Bir başka okurum L.Y. ise daha dertli:

"Şevket Bey örme-dokuma sektöründe 15 sene faaliyet gösterdim. İşletmemde yüzlerce kişi çalıştı. Kur darbesi yedim, battım, kaçağım. Terörist gibi ev ev aranıyorum. Resmi ve sivil polisler peşimde. Karşılıksız çek davalarından dolayı tek kuruş KDV–SSK–Bağkur ve vergi borcum olmadı. 400 milyara yakın devreden KDV alacağım var ve aranıyoruuuummmmm! Avrupa'ya kaçtım. Borcumun çoğunu ödedim, evdeki buzdolabına kadar verdim. Ama 100 dolarla bilinmezlere yelken açtım. Yaşım 45, sıfırdan tekrar bir şeyler yapacağım diye uğraşıyorum. Avrupa'da eskiden yollarda onlarca Türk TIR'ı görürdüm, 1800 km yol yaptım (bu arada halen şoförlük yapıyorum) tek bir tane Türk TIR'ı göremedim. Ekonomiyi ithalatla büyütenler utansınlar. Tek veri işsizliktir, o da doğru açıklanıyorsa. Kur darbesi yedim, çeklerimi ödeyemedim. Beni karşılıksız çekten mahkemeye veren battı, Mısır'a kaçtı, onu veren de battı şimdi Ukrayna'da, onu veren de battı Buca cezaevinde. Yazıktır, günahtır" şeklinde serzenişte bulunmakta.

Bu tür çarpıcı örnekleri çoğaltabilirim ama malum, bana ayrılan yer sınırlı.

Geçen hafta bu köşede ‘fiyat ve kur' anlamında 12 bilinmeyenli denklemden bahsetmiş ve ihracatçının 12 bilinmeyenli bu denklemi çözebilmesi için bir sihirbaz becerisine, bir kumarbaz şansına sahip olması, kısaca mucize yaratmasından bahsederek, "Gelin görün ki ihracatçı ne sihirbazdır ne de kumarbazdır" demiştim.

Her ikisi de olunamayınca önlerinde ‘kur mağduru' olmaktan başka bir yol kalmıyor.

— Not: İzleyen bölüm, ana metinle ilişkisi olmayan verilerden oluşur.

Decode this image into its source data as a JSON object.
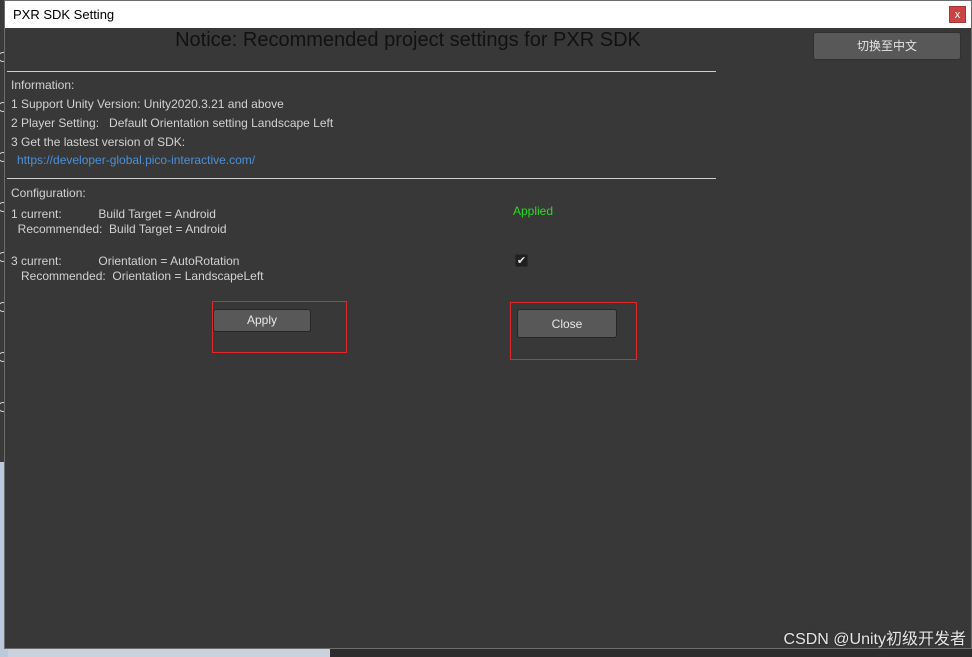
{
  "window": {
    "title": "PXR SDK Setting",
    "close_glyph": "x",
    "notice": "Notice: Recommended project settings for PXR SDK",
    "language_button": "切换至中文"
  },
  "information": {
    "heading": "Information:",
    "line1": "1 Support Unity Version: Unity2020.3.21 and above",
    "line2": "2 Player Setting:   Default Orientation setting Landscape Left",
    "line3": "3 Get the lastest version of SDK:",
    "link": "https://developer-global.pico-interactive.com/"
  },
  "configuration": {
    "heading": "Configuration:",
    "item1_current": "1 current:           Build Target = Android",
    "item1_recommended": "  Recommended:  Build Target = Android",
    "item1_status": "Applied",
    "item3_current": "3 current:           Orientation = AutoRotation",
    "item3_recommended": "   Recommended:  Orientation = LandscapeLeft",
    "item3_checkbox_checked": true,
    "checkmark_glyph": "✔"
  },
  "buttons": {
    "apply": "Apply",
    "close": "Close"
  },
  "watermark": "CSDN @Unity初级开发者",
  "colors": {
    "window_bg": "#383838",
    "applied_text": "#27d827",
    "link_text": "#4a90d9",
    "highlight_box": "#e02828"
  }
}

Yeni tip çek mağdurlarının ana nedeni Kurlardaki ani düşüşlerin yarattığı zararlar. Bu zararları nedeniyle verdikleri çekleri karşılayamamaları ve sonuçta kur mağduru olmaları.

Sıklıkla duymaktayım. Çok sayıda ihracat bedeli gelen ihracatçı düşük kur nedeniyle dövizlerini bozduramayıp çeklerini erteleme çabasındalar. Bozdururlarsa ciddi zarar edecekler. Gelin görün ki o dövizlere güvenerek piyasaya verdikleri çekler de ödenmeyi bekliyor. Kredi kullanım imkânı olan bazı ihracatçılar kurlar ileride belki yükselir umuduyla TL kredisi kullanarak çeklerini ödeme çabasındalar. O kredinin vadesi geldiğinde kurlar yükselmişse ne ala. Yükselmemişse bir darbe de aldıkları krediden yiyerek kur mağduru olmaktan kurtulamamaktalar.

Yaklaşık 50 bin ihracatçının olduğu piyasada ihracatçılarımızdaki yapısal bozukluklar nedeni ile kur kaynaklı problemlerden korunmak için Forward ve Future gibi finans enstrümanlarını kullanmak gerekse de görülüyor ki ihracatçılarımız bu konuda da pek başarılı değiller.